Shipstead defected from the Farmer-Labor party in the late 1930s charging that Communist elements were taking control. He won reelection to the Senate in 1940 as a Republican. All the while, few fought more tenaciously against Franklin D. Roosevelt’s efforts to enter the war in Europe. Although Shipstead voted for the declaration of war after the attack on Pearl Harbor, he was not about to give Roosevelt a blank check. In October 1942, for example, he took the extremely lonely stand of voting against Selective Service, just as he had in 1940.

Shipstead’s vote against U.S. entry into the United Nations was entirely predictable to anyone who had followed his career. It was the capstone of decades of opposition to foreign entanglements.
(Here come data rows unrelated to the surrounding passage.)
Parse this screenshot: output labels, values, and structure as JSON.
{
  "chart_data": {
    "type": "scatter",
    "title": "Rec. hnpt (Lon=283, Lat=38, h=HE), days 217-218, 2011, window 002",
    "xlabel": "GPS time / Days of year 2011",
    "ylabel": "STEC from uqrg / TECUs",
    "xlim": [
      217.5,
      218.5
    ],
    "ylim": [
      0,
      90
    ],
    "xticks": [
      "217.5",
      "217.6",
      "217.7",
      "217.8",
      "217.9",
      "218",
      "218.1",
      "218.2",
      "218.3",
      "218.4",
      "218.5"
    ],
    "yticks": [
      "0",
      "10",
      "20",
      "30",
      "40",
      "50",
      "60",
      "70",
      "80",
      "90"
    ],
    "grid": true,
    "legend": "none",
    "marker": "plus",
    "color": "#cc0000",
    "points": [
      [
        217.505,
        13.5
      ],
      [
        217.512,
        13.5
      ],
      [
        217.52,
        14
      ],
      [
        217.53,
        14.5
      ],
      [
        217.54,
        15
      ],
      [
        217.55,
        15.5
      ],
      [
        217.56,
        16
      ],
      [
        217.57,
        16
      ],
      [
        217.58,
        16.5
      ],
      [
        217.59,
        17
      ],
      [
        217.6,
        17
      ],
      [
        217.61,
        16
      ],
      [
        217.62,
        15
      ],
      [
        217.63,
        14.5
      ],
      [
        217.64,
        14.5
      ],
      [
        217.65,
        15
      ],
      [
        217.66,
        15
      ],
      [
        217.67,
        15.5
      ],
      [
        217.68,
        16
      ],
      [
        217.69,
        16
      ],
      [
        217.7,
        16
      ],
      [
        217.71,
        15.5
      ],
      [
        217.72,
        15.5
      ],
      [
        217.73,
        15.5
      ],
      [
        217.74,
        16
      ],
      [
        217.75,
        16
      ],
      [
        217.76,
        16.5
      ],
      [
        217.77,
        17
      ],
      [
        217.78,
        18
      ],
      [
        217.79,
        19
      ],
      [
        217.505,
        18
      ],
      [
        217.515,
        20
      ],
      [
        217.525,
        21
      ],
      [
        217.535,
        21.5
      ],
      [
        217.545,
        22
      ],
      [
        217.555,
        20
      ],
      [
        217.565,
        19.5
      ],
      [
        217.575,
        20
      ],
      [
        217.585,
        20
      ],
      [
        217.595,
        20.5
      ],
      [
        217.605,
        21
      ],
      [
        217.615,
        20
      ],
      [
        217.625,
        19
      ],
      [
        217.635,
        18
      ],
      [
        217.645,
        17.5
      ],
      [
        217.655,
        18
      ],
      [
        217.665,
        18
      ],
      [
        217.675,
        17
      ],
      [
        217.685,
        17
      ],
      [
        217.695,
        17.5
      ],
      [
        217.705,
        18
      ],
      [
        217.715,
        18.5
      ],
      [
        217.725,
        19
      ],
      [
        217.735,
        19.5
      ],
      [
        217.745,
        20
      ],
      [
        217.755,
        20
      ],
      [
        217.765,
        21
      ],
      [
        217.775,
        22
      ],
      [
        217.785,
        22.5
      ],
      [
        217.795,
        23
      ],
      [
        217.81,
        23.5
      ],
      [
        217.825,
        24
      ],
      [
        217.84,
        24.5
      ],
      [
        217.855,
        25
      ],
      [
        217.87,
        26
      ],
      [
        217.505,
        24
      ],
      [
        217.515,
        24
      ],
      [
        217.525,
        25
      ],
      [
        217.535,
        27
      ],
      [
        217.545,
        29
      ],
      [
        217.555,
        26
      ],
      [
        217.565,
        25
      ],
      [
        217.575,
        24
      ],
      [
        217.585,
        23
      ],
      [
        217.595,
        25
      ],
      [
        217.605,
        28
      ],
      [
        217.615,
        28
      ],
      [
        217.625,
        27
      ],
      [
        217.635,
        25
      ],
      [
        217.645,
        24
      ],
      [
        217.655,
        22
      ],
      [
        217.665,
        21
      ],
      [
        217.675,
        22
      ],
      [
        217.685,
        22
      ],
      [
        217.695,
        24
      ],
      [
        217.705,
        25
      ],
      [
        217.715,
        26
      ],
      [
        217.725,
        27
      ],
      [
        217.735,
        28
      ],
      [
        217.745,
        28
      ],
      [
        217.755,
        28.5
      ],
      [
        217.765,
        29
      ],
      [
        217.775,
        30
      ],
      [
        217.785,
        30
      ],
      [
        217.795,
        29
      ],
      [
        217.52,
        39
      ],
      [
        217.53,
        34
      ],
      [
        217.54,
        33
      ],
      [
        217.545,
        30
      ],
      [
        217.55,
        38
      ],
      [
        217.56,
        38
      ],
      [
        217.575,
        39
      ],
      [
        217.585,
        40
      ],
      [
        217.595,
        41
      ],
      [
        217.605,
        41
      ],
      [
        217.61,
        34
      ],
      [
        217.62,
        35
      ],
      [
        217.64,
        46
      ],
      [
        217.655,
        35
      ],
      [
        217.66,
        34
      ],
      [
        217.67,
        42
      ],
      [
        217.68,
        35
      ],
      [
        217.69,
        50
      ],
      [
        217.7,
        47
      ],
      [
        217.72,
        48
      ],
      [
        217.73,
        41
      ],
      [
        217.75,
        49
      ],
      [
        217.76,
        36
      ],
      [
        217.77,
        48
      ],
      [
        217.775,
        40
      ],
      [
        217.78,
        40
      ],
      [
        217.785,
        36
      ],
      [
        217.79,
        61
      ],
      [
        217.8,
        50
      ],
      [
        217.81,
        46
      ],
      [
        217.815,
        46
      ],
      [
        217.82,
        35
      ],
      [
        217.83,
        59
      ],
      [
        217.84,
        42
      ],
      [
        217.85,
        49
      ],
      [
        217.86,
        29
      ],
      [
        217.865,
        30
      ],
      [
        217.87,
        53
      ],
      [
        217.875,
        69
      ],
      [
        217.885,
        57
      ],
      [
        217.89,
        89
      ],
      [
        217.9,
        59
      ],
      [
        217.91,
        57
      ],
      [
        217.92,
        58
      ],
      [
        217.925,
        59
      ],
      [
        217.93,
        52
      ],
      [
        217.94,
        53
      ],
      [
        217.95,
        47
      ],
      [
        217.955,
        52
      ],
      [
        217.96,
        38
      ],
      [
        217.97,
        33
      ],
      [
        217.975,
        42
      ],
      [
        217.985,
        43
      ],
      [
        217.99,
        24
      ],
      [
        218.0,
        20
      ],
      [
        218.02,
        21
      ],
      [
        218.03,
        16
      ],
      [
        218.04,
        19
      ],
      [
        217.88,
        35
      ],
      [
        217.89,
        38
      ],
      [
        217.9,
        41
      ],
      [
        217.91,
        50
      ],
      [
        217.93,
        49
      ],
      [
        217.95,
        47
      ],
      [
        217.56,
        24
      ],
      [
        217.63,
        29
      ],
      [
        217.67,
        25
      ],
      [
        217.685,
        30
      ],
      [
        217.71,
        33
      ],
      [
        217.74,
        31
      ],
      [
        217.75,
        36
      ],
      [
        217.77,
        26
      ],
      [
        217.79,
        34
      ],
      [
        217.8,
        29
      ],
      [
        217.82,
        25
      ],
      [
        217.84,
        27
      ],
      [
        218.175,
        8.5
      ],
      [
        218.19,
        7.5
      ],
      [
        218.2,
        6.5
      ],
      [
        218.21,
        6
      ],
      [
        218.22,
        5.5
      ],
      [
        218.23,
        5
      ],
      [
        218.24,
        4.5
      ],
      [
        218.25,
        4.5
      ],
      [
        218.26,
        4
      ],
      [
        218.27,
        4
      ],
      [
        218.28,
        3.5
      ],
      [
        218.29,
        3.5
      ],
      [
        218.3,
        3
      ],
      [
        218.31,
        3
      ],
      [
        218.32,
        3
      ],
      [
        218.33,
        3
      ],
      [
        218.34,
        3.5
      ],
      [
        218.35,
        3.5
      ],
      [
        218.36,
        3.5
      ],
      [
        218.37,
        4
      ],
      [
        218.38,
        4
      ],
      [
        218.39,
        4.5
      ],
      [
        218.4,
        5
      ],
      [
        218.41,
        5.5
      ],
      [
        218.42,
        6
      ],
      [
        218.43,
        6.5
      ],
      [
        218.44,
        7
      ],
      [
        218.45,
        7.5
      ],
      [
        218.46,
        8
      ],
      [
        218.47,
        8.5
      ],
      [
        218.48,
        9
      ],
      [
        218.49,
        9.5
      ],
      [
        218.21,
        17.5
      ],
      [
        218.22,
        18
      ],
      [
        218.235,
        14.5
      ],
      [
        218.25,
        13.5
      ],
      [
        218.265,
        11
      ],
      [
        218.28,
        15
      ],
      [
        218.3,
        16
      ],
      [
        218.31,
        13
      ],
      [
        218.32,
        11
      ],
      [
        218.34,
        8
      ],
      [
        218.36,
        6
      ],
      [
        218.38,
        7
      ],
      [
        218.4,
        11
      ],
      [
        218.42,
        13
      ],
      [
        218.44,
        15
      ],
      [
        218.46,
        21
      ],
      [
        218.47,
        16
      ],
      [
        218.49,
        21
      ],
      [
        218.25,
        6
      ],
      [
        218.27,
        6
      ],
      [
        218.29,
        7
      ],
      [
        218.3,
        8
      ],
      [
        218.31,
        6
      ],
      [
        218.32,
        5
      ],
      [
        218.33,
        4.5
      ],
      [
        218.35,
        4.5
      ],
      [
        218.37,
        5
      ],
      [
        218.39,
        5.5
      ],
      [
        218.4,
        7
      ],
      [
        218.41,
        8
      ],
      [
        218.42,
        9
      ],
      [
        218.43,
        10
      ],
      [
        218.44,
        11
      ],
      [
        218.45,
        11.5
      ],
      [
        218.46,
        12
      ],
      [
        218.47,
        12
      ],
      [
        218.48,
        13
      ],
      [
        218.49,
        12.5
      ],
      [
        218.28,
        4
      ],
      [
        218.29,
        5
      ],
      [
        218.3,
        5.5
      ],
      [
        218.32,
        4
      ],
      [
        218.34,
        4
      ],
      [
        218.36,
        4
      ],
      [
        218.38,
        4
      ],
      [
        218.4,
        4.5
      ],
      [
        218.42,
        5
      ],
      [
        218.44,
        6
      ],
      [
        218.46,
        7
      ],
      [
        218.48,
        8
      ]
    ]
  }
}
Unlike many modern conservative critics of the UN, however, he not only feared that it would foster a world superstate but also that it would be used by the major powers to dominate smaller countries. His dissenting vote was political suicide and he probably knew it.

A new breed of “internationalists,” led by Governor Edward John Thye and former Governor Harold Stassen, had assumed leadership of the state GOP. In 1946, he lost in the Republican primary to Thye.

Shipstead retired to rural western Minnesota, where he died in 1960.

Further reading

  • Barbara Stuhler, "The Political Enigma of Henrik Shipstead," Ten Men of Minnesota and American Foreign Policy 1898-1968. St. Paul: Minnesota Historical Society, 1973. pp. 76-98.